A fine basic history and survey of hedge funds, including a disturbing concluding outlook. From Donald MacKenzie in the London Review of Books:
4 December 2008
An Address in Mayfair
Donald MacKenzie on Hedge Funds
You could walk around Mayfair all day and not notice them. Hedge funds don’t–can’t –advertise. The most you’ll see is a discreet nameplate or two. An address in Mayfair counts in the world of hedge funds. It shows you’re serious, and have the money and confidence to pay the world’s most expensive commercial rents. A nondescript office no larger than a small flat can cost 150,000 pounds a year. Something bigger and in the style that hedge funds like (glass walls, contemporary furniture) can set you back a lot more. It’s fortunate therefore that hedge funds don’t need a lot of space. Two rooms may be enough: one for meetings, for example with potential investors; one for trading and doing the associated bookkeeping. Some funds consist of only four or five people. Even a fairly large fund can operate with twenty or fewer.
These small organisations control substantial amounts of capital. If a hedge fund manages less than $100 million it isn’t seen as a big player; $1 billion is quite commonplace.
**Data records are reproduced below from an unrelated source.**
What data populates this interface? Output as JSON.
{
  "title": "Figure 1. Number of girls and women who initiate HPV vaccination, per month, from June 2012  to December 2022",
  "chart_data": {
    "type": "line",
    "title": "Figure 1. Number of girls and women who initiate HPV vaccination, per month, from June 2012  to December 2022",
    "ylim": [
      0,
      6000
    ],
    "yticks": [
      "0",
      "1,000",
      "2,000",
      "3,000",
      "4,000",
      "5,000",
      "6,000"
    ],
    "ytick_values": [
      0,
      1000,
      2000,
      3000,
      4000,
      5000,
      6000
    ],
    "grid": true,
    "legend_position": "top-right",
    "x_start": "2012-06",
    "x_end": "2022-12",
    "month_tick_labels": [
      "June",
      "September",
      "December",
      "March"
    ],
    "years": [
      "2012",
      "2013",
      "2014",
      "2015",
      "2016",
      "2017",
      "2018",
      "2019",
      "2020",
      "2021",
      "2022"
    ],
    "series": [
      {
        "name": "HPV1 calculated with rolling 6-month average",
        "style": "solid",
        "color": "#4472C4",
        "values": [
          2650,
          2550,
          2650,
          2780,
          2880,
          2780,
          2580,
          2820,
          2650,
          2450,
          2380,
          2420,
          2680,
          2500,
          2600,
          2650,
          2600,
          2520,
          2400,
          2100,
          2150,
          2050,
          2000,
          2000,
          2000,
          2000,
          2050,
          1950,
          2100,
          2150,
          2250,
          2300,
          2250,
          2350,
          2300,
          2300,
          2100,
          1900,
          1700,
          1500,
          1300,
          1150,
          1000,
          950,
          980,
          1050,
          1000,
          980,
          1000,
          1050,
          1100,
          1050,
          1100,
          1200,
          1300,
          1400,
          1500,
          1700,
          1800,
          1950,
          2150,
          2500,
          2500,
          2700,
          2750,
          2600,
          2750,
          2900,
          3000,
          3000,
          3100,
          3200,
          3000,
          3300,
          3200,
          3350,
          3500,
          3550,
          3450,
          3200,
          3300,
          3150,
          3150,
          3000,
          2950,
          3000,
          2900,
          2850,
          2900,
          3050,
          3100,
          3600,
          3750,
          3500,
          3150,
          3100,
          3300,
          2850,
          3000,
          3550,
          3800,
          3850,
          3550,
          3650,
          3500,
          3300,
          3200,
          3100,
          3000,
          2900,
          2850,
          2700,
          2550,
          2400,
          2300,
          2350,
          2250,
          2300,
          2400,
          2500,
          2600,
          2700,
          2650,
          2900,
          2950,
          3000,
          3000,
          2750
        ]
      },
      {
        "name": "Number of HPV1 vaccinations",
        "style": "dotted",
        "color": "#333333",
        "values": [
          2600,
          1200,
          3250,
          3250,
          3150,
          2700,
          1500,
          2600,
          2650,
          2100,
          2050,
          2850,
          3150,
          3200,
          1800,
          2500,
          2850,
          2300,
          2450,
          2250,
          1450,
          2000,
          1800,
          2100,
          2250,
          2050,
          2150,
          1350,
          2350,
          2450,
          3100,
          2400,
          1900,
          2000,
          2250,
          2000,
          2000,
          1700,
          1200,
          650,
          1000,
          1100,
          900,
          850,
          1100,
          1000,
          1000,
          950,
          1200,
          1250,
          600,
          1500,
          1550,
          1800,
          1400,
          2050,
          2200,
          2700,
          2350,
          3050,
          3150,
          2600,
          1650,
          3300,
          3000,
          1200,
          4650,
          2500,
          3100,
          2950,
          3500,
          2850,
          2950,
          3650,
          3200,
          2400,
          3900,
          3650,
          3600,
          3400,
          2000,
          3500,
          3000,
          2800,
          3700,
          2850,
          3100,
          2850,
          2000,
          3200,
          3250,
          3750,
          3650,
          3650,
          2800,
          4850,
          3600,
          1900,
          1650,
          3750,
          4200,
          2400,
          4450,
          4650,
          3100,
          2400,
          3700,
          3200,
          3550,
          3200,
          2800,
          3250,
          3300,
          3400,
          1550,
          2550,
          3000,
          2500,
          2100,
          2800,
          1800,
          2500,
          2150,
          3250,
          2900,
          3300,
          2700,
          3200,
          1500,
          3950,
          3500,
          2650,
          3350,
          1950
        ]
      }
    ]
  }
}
The capital managed by the world’s ten thousand or so funds amounts to around $2000 billion. (Hedge funds don’t have to divulge the details of their finances and operations, so no one knows the exact numbers.) About a fifth of this money is managed by funds based in London, and two fifths by those based in the US, mostly in New York and its upmarket suburbs, especially Greenwich, Connecticut.